In an interview with Ofweek, a Chinese technical news portal, Fang Yingming said the recent deterioration of air quality in Chinese cities had motivated the government to lend its support to the emerging EV industry, and as the relationship between EVs and battery technology developed, lithium had rapidly become the first choice for EV manufacturers.
“But battery factories are committed to supplying more than a thousand lithium batteries with cycle life limited to single cells, and lack of uniformity in the cells will affect the whole battery,” said Fang.
“Even if the batteries coming out of the factory are consistent, environmental conditions may vary– outside temperature conditions, cars being parked in different places, for example– and over time, the electrochemical properties of the battery pack mean that there may be single cell failures and this will affect the safety and cycle life of the whole battery.”
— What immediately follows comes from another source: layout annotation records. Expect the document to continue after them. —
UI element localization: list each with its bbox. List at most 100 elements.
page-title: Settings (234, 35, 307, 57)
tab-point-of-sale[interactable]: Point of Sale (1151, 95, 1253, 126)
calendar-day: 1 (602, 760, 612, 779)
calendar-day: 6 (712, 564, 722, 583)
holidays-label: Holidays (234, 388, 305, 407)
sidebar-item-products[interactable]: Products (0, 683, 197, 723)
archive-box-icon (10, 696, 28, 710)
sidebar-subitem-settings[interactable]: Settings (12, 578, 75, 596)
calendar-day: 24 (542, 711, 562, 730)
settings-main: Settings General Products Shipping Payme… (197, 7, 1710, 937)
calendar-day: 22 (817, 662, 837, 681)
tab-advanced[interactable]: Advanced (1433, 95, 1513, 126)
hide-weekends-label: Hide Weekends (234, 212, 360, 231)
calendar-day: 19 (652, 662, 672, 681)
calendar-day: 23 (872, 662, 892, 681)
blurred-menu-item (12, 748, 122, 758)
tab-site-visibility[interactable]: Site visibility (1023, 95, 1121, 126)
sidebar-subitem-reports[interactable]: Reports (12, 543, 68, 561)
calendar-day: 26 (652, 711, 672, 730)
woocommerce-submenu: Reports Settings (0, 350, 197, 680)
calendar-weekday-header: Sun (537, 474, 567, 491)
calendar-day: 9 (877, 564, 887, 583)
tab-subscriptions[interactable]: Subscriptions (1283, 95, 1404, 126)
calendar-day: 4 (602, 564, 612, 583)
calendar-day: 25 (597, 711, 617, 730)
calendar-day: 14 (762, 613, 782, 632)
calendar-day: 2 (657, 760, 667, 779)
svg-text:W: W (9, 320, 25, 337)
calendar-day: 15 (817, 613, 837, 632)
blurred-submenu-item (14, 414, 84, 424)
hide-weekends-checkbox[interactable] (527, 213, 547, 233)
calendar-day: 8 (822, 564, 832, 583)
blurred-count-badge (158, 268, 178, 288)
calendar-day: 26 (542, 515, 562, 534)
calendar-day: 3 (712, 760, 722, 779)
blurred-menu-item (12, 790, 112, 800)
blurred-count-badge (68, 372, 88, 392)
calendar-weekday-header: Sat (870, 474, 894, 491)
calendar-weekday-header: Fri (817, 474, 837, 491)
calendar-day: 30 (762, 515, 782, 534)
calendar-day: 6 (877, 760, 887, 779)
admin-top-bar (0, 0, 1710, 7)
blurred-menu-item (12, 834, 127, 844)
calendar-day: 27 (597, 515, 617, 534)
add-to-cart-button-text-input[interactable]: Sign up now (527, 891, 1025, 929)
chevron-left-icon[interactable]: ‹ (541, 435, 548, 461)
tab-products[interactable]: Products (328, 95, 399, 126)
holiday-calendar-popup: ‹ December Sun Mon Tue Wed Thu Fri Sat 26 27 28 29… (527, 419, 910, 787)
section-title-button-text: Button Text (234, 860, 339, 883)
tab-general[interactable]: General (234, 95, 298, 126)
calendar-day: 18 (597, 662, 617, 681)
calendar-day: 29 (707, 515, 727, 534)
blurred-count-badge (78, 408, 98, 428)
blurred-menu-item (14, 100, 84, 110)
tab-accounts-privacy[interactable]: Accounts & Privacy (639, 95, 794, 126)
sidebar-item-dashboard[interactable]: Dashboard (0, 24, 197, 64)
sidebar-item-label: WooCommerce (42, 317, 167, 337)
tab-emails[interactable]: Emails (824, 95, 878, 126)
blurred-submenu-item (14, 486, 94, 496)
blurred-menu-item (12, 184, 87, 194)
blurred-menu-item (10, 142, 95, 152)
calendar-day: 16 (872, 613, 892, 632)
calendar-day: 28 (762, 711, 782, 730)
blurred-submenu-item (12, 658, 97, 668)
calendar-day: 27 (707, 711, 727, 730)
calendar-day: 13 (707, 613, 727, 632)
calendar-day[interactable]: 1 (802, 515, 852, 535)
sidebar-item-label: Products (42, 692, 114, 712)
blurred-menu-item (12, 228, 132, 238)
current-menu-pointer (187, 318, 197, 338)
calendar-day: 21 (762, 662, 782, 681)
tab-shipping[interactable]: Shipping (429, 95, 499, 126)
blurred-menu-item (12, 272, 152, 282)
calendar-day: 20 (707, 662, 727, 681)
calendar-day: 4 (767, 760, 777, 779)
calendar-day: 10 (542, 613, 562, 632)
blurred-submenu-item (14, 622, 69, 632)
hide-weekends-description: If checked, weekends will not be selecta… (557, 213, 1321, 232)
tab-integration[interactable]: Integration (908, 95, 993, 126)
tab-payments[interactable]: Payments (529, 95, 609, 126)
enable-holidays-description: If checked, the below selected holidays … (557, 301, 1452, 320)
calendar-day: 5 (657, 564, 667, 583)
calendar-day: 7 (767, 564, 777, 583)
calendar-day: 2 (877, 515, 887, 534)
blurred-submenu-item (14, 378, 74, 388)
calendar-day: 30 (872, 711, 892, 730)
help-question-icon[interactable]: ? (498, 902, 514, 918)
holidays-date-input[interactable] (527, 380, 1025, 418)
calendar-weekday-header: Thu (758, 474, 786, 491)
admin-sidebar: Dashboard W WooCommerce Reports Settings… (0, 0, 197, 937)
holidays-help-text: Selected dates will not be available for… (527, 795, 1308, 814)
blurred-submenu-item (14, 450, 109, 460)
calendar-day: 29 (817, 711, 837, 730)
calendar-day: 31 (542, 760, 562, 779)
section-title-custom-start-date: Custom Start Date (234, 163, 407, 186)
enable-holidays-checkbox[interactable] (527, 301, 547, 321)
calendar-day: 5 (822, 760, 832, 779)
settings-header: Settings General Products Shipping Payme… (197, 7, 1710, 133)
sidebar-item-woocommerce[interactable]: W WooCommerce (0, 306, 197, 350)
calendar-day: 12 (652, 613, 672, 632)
Isn’t this where battery management systems (BMS) come in?
“There are major difficulties with battery management systems in China,” said Fang.
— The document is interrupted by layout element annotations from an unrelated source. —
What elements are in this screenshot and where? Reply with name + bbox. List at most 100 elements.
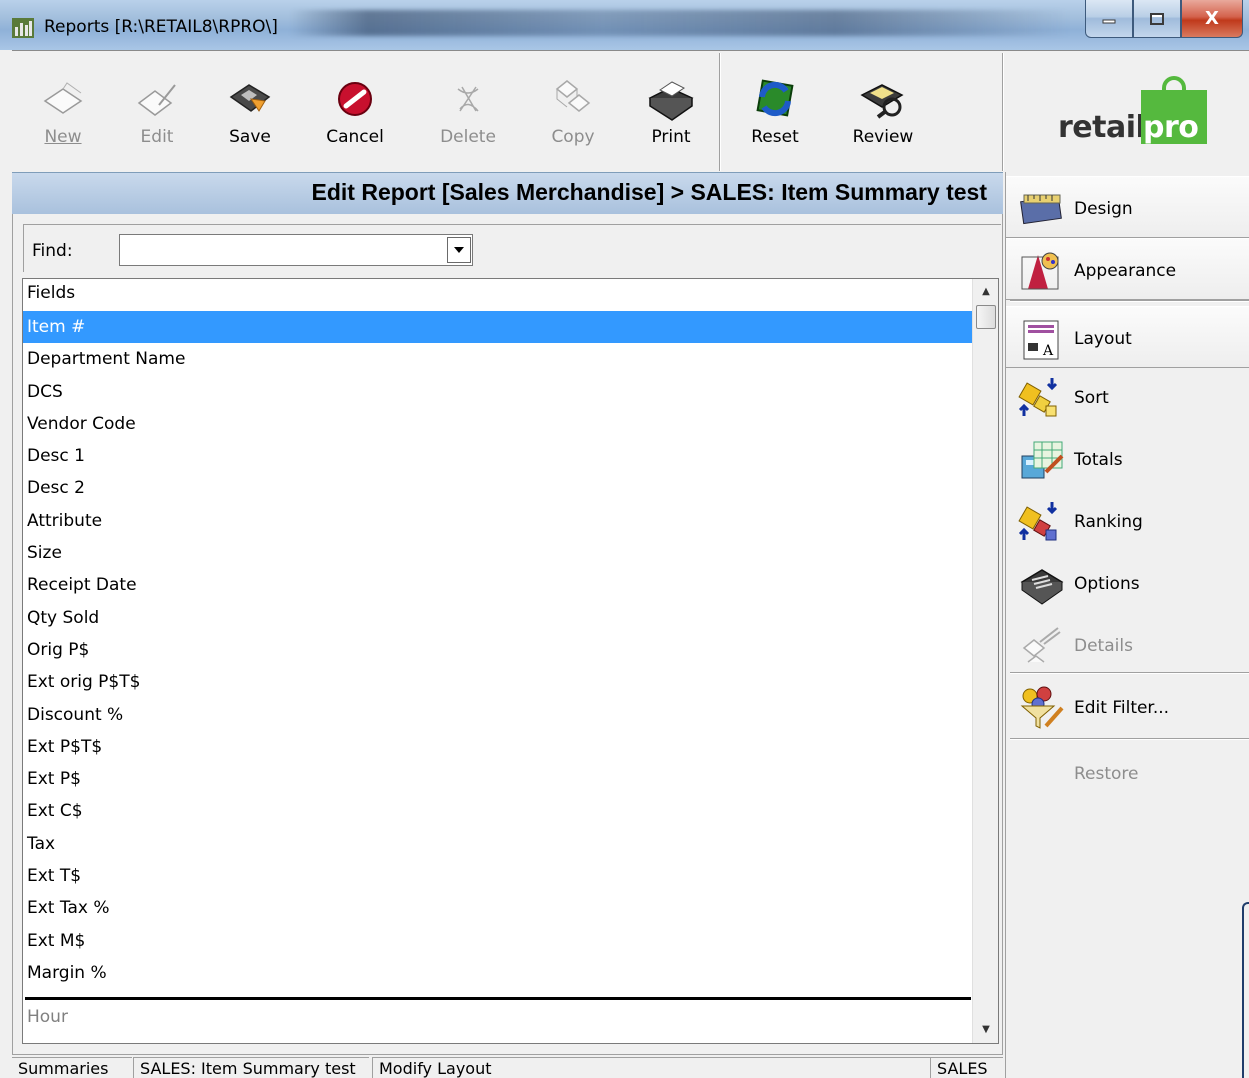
nav-design[interactable]: Design	[1006, 176, 1249, 238]
new-label: New	[44, 127, 82, 147]
print-icon	[648, 81, 694, 121]
nav-sort[interactable]: Sort	[1006, 366, 1249, 428]
page-header: Edit Report [Sales Merchandise] > SALES:…	[12, 172, 1003, 214]
list-item[interactable]: Attribute	[23, 505, 973, 537]
save-label: Save	[229, 127, 271, 147]
review-icon	[860, 84, 904, 119]
fields-rows: Item # Department Name DCS Vendor Code Desc …	[23, 311, 973, 989]
list-item[interactable]: Margin %	[23, 957, 973, 989]
list-item[interactable]: Orig P$	[23, 634, 973, 666]
logo-text-retail: retail	[1058, 110, 1146, 145]
available-field-row[interactable]: Hour	[23, 1007, 971, 1035]
status-section: Summaries	[12, 1057, 132, 1078]
nav-totals[interactable]: Totals	[1006, 428, 1249, 490]
cancel-icon	[338, 82, 372, 116]
list-item[interactable]: Vendor Code	[23, 408, 973, 440]
window-title: Reports [R:\RETAIL8\RPRO\]	[44, 17, 278, 37]
reset-button[interactable]: Reset	[750, 51, 800, 171]
minimize-icon	[1102, 19, 1116, 23]
maximize-button[interactable]	[1133, 0, 1181, 38]
close-icon: X	[1205, 8, 1219, 29]
list-item[interactable]: Desc 2	[23, 472, 973, 504]
toolbar-separator	[719, 53, 721, 171]
toolbar-separator	[1002, 53, 1004, 171]
delete-label: Delete	[440, 127, 496, 147]
list-item[interactable]: Discount %	[23, 699, 973, 731]
list-item[interactable]: Ext Tax %	[23, 892, 973, 924]
window-controls: X	[1085, 0, 1243, 40]
status-mode: Modify Layout	[372, 1057, 932, 1078]
scroll-down-icon[interactable]: ▼	[973, 1019, 999, 1041]
list-item[interactable]: Ext P$	[23, 763, 973, 795]
review-label: Review	[852, 127, 914, 147]
fields-list[interactable]: Fields Item # Department Name DCS Vendor Co…	[22, 278, 999, 1044]
cancel-label: Cancel	[326, 127, 384, 147]
nav-layout[interactable]: A Layout	[1006, 306, 1249, 368]
layout-icon: A	[1023, 320, 1059, 360]
nav-separator	[1010, 300, 1249, 302]
save-icon	[229, 84, 271, 112]
svg-text:A: A	[1042, 343, 1054, 359]
right-edge-decoration	[1242, 902, 1249, 1078]
nav-separator	[1010, 672, 1249, 674]
find-label: Find:	[32, 241, 73, 261]
minimize-button[interactable]	[1085, 0, 1133, 38]
save-button[interactable]: Save	[222, 51, 278, 171]
nav-ranking-label: Ranking	[1074, 512, 1143, 532]
appearance-icon	[1021, 252, 1059, 290]
sort-icon	[1018, 378, 1058, 417]
status-report: SALES: Item Summary test	[133, 1057, 369, 1078]
find-dropdown-button[interactable]	[447, 237, 471, 263]
list-item[interactable]: Department Name	[23, 343, 973, 375]
scroll-thumb[interactable]	[976, 305, 996, 329]
nav-design-label: Design	[1074, 199, 1133, 219]
find-input[interactable]	[119, 234, 473, 266]
close-button[interactable]: X	[1181, 0, 1243, 38]
copy-button[interactable]: Copy	[547, 51, 599, 171]
vertical-scrollbar[interactable]: ▲ ▼	[972, 279, 998, 1043]
list-item[interactable]: Tax	[23, 828, 973, 860]
list-item[interactable]: DCS	[23, 376, 973, 408]
list-item[interactable]: Ext P$T$	[23, 731, 973, 763]
nav-totals-label: Totals	[1074, 450, 1123, 470]
title-bar-blur	[290, 10, 1070, 36]
reset-icon	[756, 79, 794, 117]
print-button[interactable]: Print	[644, 51, 698, 171]
nav-separator	[1010, 738, 1249, 740]
review-button[interactable]: Review	[852, 51, 914, 171]
copy-label: Copy	[551, 127, 595, 147]
print-label: Print	[651, 127, 691, 147]
cancel-button[interactable]: Cancel	[324, 51, 386, 171]
nav-appearance-label: Appearance	[1074, 261, 1177, 281]
new-button[interactable]: New	[34, 51, 92, 171]
nav-options[interactable]: Options	[1006, 552, 1249, 614]
list-item[interactable]: Desc 1	[23, 440, 973, 472]
edit-button[interactable]: Edit	[130, 51, 184, 171]
fields-column-header: Fields	[23, 279, 973, 311]
list-item[interactable]: Ext C$	[23, 795, 973, 827]
edit-icon	[137, 84, 176, 116]
scroll-up-icon[interactable]: ▲	[973, 281, 999, 303]
delete-button[interactable]: Delete	[437, 51, 499, 171]
list-item[interactable]: Size	[23, 537, 973, 569]
list-item[interactable]: Receipt Date	[23, 569, 973, 601]
nav-ranking[interactable]: Ranking	[1006, 490, 1249, 552]
chevron-down-icon	[454, 247, 464, 253]
list-divider	[25, 997, 971, 1000]
nav-edit-filter[interactable]: Edit Filter...	[1006, 676, 1249, 738]
list-item[interactable]: Ext T$	[23, 860, 973, 892]
nav-details[interactable]: Details	[1006, 614, 1249, 676]
page-title: Edit Report [Sales Merchandise] > SALES:…	[311, 179, 988, 205]
nav-details-label: Details	[1074, 636, 1133, 656]
nav-appearance[interactable]: Appearance	[1006, 238, 1249, 300]
status-bar: Summaries SALES: Item Summary test Modif…	[12, 1054, 1003, 1078]
list-item[interactable]: Qty Sold	[23, 602, 973, 634]
list-item[interactable]: Ext orig P$T$	[23, 666, 973, 698]
list-item[interactable]: Ext M$	[23, 925, 973, 957]
list-item[interactable]: Item #	[23, 311, 973, 344]
restore-button[interactable]: Restore	[1074, 764, 1139, 784]
design-icon	[1020, 194, 1062, 225]
filter-icon	[1020, 686, 1064, 729]
reset-label: Reset	[751, 127, 799, 147]
nav-edit-filter-label: Edit Filter...	[1074, 698, 1170, 718]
“One is the wide range of mainstream battery factories battling each other, and the difficulties that BMSs have in forming technical standards for different cells.
“Secondly, lithium batteries are still in an early stage of development– production technology and production equipment are imperfect, and it’s difficult to ensure the consistency in factories.
“And third, the technical support between the BMS and the batteries is still immature: there is a lot of repetition and no relevant technical standards.”
At the moment the industry in China does not seem to be slowing down.
Production of all EVs in China in December reached 100,000 units compared with just under 75,000 in November, and 50,000 in October. Year on year, the increase was 100%.
According to the US-based Renewable Energy World, China’s State Council has set a target of producing more than five million pure electric and plug-in hybrids by 2020.